BMC Bioinformatics (Jul 2011)

Ranking insertion, deletion and nonsense mutations based on their effect on genetic information

  • Moses Alan M,
  • Zia Amin

DOI
https://doi.org/10.1186/1471-2105-12-299
Journal volume & issue
Vol. 12, no. 1
p. 299

Abstract

Read online

Abstract Background Genetic variations contribute to normal phenotypic differences as well as diseases, and new sequencing technologies are greatly increasing the capacity to identify these variations. Given the large number of variations now being discovered, computational methods to prioritize the functional importance of genetic variations are of growing interest. Thus far, the focus of computational tools has been mainly on the prediction of the effects of amino acid changing single nucleotide polymorphisms (SNPs) and little attention has been paid to indels or nonsense SNPs that result in premature stop codons. Results We propose computational methods to rank insertion-deletion mutations in the coding as well as non-coding regions and nonsense mutations.
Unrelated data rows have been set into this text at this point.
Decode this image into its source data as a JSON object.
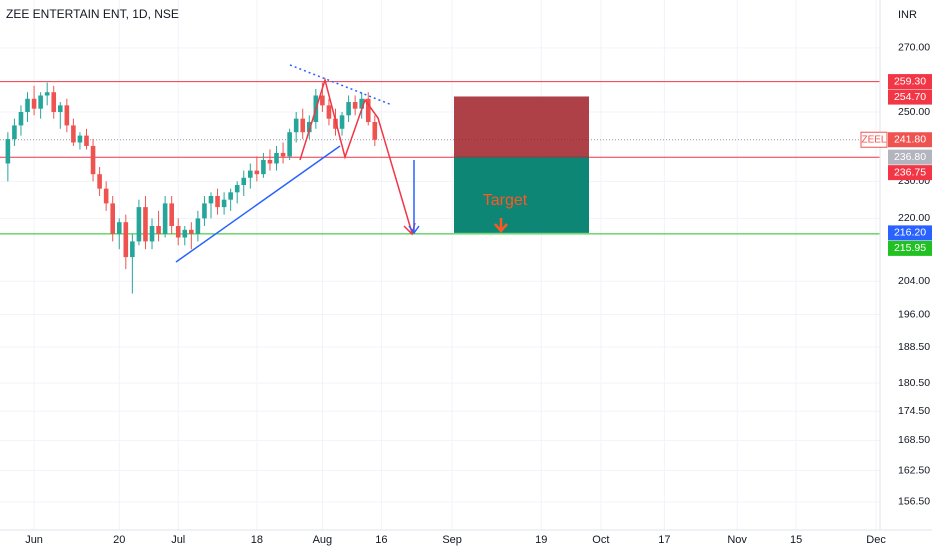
{
  "chart_data": {
    "type": "candlestick",
    "title": "ZEE ENTERTAIN ENT, 1D, NSE",
    "currency": "INR",
    "log_scale": true,
    "grid": true,
    "up_color": "#26a69a",
    "down_color": "#ef5350",
    "ylim": [
      151.3,
      286.0
    ],
    "yticks": [
      {
        "value": 270,
        "label": "270.00"
      },
      {
        "value": 250,
        "label": "250.00"
      },
      {
        "value": 230,
        "label": "230.00"
      },
      {
        "value": 220,
        "label": "220.00"
      },
      {
        "value": 204,
        "label": "204.00"
      },
      {
        "value": 196,
        "label": "196.00"
      },
      {
        "value": 188.5,
        "label": "188.50"
      },
      {
        "value": 180.5,
        "label": "180.50"
      },
      {
        "value": 174.5,
        "label": "174.50"
      },
      {
        "value": 168.5,
        "label": "168.50"
      },
      {
        "value": 162.5,
        "label": "162.50"
      },
      {
        "value": 156.5,
        "label": "156.50"
      }
    ],
    "xlim": [
      -1.2,
      133.1
    ],
    "xticks": [
      {
        "value": 4,
        "label": "Jun"
      },
      {
        "value": 17,
        "label": "20"
      },
      {
        "value": 26,
        "label": "Jul"
      },
      {
        "value": 38,
        "label": "18"
      },
      {
        "value": 48,
        "label": "Aug"
      },
      {
        "value": 57,
        "label": "16"
      },
      {
        "value": 67.8,
        "label": "Sep"
      },
      {
        "value": 81.4,
        "label": "19"
      },
      {
        "value": 90.5,
        "label": "Oct"
      },
      {
        "value": 100.2,
        "label": "17"
      },
      {
        "value": 111.3,
        "label": "Nov"
      },
      {
        "value": 120.3,
        "label": "15"
      },
      {
        "value": 132.5,
        "label": "Dec"
      }
    ],
    "ohlc": [
      [
        235,
        244,
        230,
        242
      ],
      [
        242,
        248,
        240,
        246
      ],
      [
        246,
        252,
        243,
        250
      ],
      [
        250,
        256,
        247,
        254
      ],
      [
        254,
        258,
        249,
        251
      ],
      [
        251,
        256,
        248,
        255
      ],
      [
        255,
        259,
        252,
        256
      ],
      [
        256,
        258,
        248,
        250
      ],
      [
        250,
        253,
        245,
        252
      ],
      [
        252,
        254,
        244,
        246
      ],
      [
        246,
        248,
        240,
        241
      ],
      [
        241,
        244,
        239,
        243
      ],
      [
        243,
        245,
        239,
        240
      ],
      [
        240,
        242,
        230,
        232
      ],
      [
        232,
        234,
        226,
        228
      ],
      [
        228,
        230,
        222,
        224
      ],
      [
        224,
        226,
        214,
        216
      ],
      [
        216,
        220,
        212,
        219
      ],
      [
        219,
        221,
        207,
        210
      ],
      [
        210,
        216,
        201,
        214
      ],
      [
        214,
        225,
        213,
        223
      ],
      [
        223,
        226,
        212,
        214
      ],
      [
        214,
        220,
        212,
        218
      ],
      [
        218,
        222,
        214,
        216
      ],
      [
        216,
        226,
        215,
        224
      ],
      [
        224,
        226,
        216,
        218
      ],
      [
        218,
        220,
        213,
        215
      ],
      [
        215,
        218,
        213,
        217
      ],
      [
        217,
        219,
        212,
        216
      ],
      [
        216,
        222,
        214,
        220
      ],
      [
        220,
        226,
        218,
        224
      ],
      [
        224,
        227,
        220,
        226
      ],
      [
        226,
        228,
        221,
        223
      ],
      [
        223,
        227,
        221,
        225
      ],
      [
        225,
        228,
        222,
        227
      ],
      [
        227,
        230,
        224,
        229
      ],
      [
        229,
        233,
        226,
        231
      ],
      [
        231,
        235,
        228,
        233
      ],
      [
        233,
        237,
        230,
        232
      ],
      [
        232,
        238,
        231,
        236
      ],
      [
        236,
        239,
        233,
        235
      ],
      [
        235,
        240,
        233,
        238
      ],
      [
        238,
        241,
        235,
        237
      ],
      [
        237,
        245,
        236,
        244
      ],
      [
        244,
        250,
        241,
        248
      ],
      [
        248,
        251,
        242,
        244
      ],
      [
        244,
        249,
        242,
        247
      ],
      [
        247,
        257,
        245,
        255
      ],
      [
        255,
        259,
        250,
        252
      ],
      [
        252,
        254,
        246,
        248
      ],
      [
        248,
        251,
        243,
        245
      ],
      [
        245,
        250,
        243,
        249
      ],
      [
        249,
        255,
        247,
        253
      ],
      [
        253,
        255,
        249,
        251
      ],
      [
        251,
        256,
        248,
        254
      ],
      [
        254,
        256,
        246,
        247
      ],
      [
        247,
        249,
        240,
        241.8
      ]
    ],
    "price_labels": [
      {
        "value": 259.3,
        "label": "259.30",
        "color": "#f23645",
        "line": "solid"
      },
      {
        "value": 254.7,
        "label": "254.70",
        "color": "#f23645"
      },
      {
        "value": 241.8,
        "label": "241.80",
        "color": "#ef5350",
        "symbol": "ZEEL",
        "line": "dotted"
      },
      {
        "value": 236.8,
        "label": "236.80",
        "color": "#b2b5be"
      },
      {
        "value": 236.75,
        "label": "236.75",
        "color": "#f23645",
        "line": "solid"
      },
      {
        "value": 216.2,
        "label": "216.20",
        "color": "#2962ff"
      },
      {
        "value": 215.95,
        "label": "215.95",
        "color": "#22c122",
        "line": "solid"
      }
    ],
    "annotation": "Target"
  }
}
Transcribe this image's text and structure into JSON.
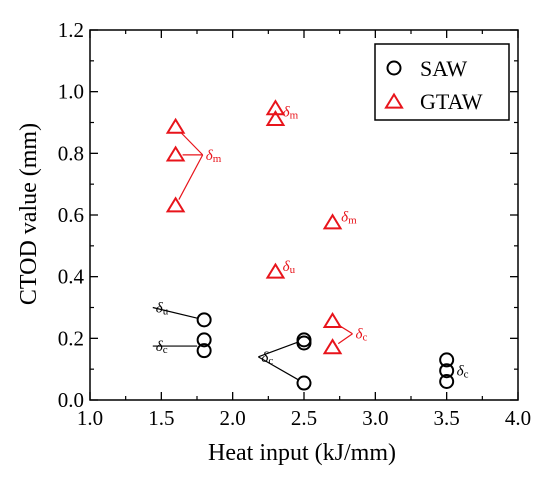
{
  "chart_data": {
    "type": "scatter",
    "xlabel": "Heat input (kJ/mm)",
    "ylabel": "CTOD value (mm)",
    "xlim": [
      1.0,
      4.0
    ],
    "ylim": [
      0.0,
      1.2
    ],
    "x_ticks": [
      "1.0",
      "1.5",
      "2.0",
      "2.5",
      "3.0",
      "3.5",
      "4.0"
    ],
    "y_ticks": [
      "0.0",
      "0.2",
      "0.4",
      "0.6",
      "0.8",
      "1.0",
      "1.2"
    ],
    "grid": false,
    "legend_position": "top-right",
    "series": [
      {
        "name": "SAW",
        "marker": "circle",
        "color": "#000000",
        "points": [
          {
            "x": 1.8,
            "y": 0.26
          },
          {
            "x": 1.8,
            "y": 0.195
          },
          {
            "x": 1.8,
            "y": 0.16
          },
          {
            "x": 2.5,
            "y": 0.195
          },
          {
            "x": 2.5,
            "y": 0.185
          },
          {
            "x": 2.5,
            "y": 0.055
          },
          {
            "x": 3.5,
            "y": 0.13
          },
          {
            "x": 3.5,
            "y": 0.095
          },
          {
            "x": 3.5,
            "y": 0.06
          }
        ]
      },
      {
        "name": "GTAW",
        "marker": "triangle",
        "color": "#e8141b",
        "points": [
          {
            "x": 1.6,
            "y": 0.885
          },
          {
            "x": 1.6,
            "y": 0.795
          },
          {
            "x": 1.6,
            "y": 0.63
          },
          {
            "x": 2.3,
            "y": 0.945
          },
          {
            "x": 2.3,
            "y": 0.91
          },
          {
            "x": 2.3,
            "y": 0.415
          },
          {
            "x": 2.7,
            "y": 0.575
          },
          {
            "x": 2.7,
            "y": 0.255
          },
          {
            "x": 2.7,
            "y": 0.17
          }
        ]
      }
    ],
    "annotations": [
      {
        "symbol": "δ",
        "subscript": "m",
        "color": "#e8141b",
        "x": 2.35,
        "y": 0.935
      },
      {
        "symbol": "δ",
        "subscript": "m",
        "color": "#e8141b",
        "x": 1.79,
        "y": 0.795,
        "lines_to": [
          {
            "x": 1.6,
            "y": 0.885
          },
          {
            "x": 1.6,
            "y": 0.795
          },
          {
            "x": 1.6,
            "y": 0.63
          }
        ]
      },
      {
        "symbol": "δ",
        "subscript": "m",
        "color": "#e8141b",
        "x": 2.76,
        "y": 0.595
      },
      {
        "symbol": "δ",
        "subscript": "u",
        "color": "#e8141b",
        "x": 2.35,
        "y": 0.435
      },
      {
        "symbol": "δ",
        "subscript": "c",
        "color": "#e8141b",
        "x": 2.84,
        "y": 0.215,
        "lines_to": [
          {
            "x": 2.7,
            "y": 0.255
          },
          {
            "x": 2.7,
            "y": 0.17
          }
        ]
      },
      {
        "symbol": "δ",
        "subscript": "u",
        "color": "#000000",
        "x": 1.44,
        "y": 0.3,
        "lines_to": [
          {
            "x": 1.8,
            "y": 0.26
          }
        ]
      },
      {
        "symbol": "δ",
        "subscript": "c",
        "color": "#000000",
        "x": 1.44,
        "y": 0.175,
        "lines_to": [
          {
            "x": 1.8,
            "y": 0.175
          }
        ]
      },
      {
        "symbol": "δ",
        "subscript": "c",
        "color": "#000000",
        "x": 2.18,
        "y": 0.14,
        "lines_to": [
          {
            "x": 2.5,
            "y": 0.195
          },
          {
            "x": 2.5,
            "y": 0.055
          }
        ]
      },
      {
        "symbol": "δ",
        "subscript": "c",
        "color": "#000000",
        "x": 3.57,
        "y": 0.095
      }
    ]
  }
}
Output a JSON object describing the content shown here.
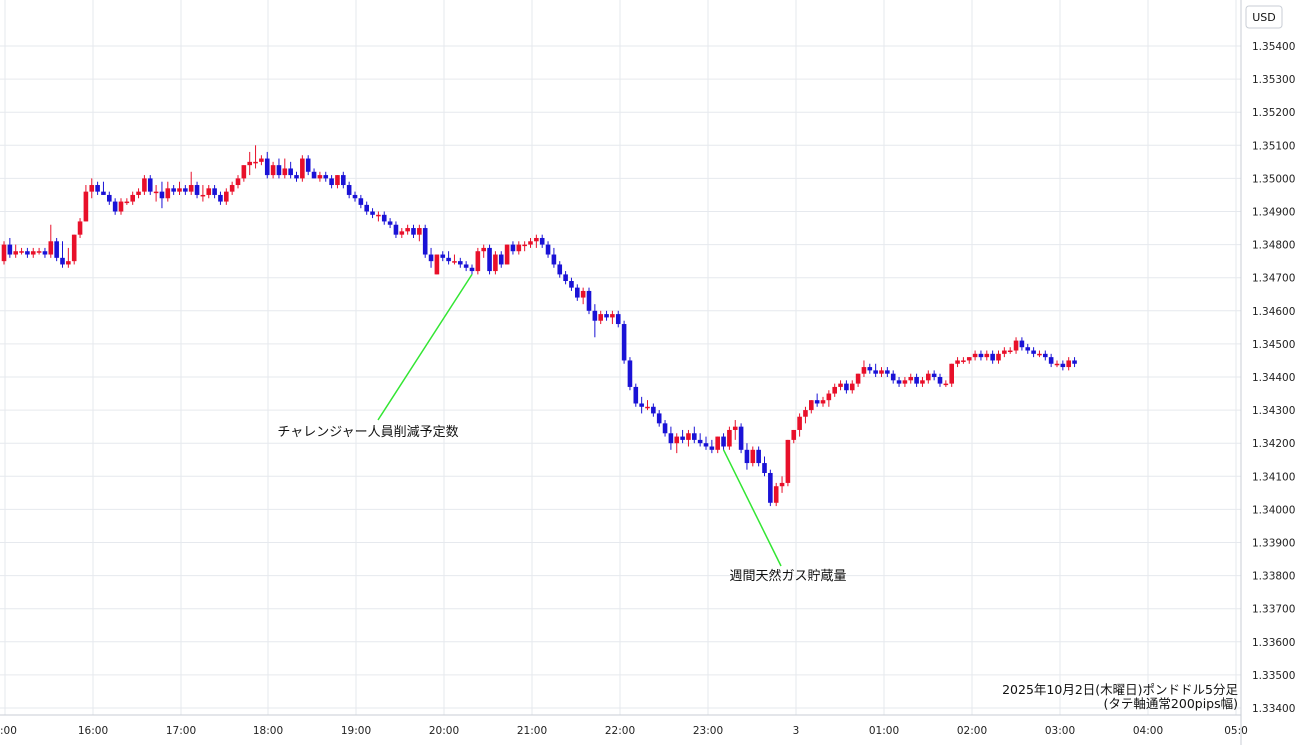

We rank these variations by measuring the extent of their effect on biological function, based on the assumption that evolutionary conservation reflects function. Using sequence data from budding yeast and human, we show that variations which that we predict to have larger effects segregate at significantly lower allele frequencies, and occur less frequently than expected by chance, indicating stronger purifying selection. Furthermore, we find that insertions, deletions and premature stop codons associated with disease in the human have significantly larger predicted effects than those not associated with disease. Interestingly, the large-effect mutations associated with disease show a similar distribution of predicted effects to that expected for completely random mutations. Conclusions This demonstrates that the evolutionary conservation context of the sequences that harbour insertions, deletions and nonsense mutations can be used to predict and rank the effects of the mutations.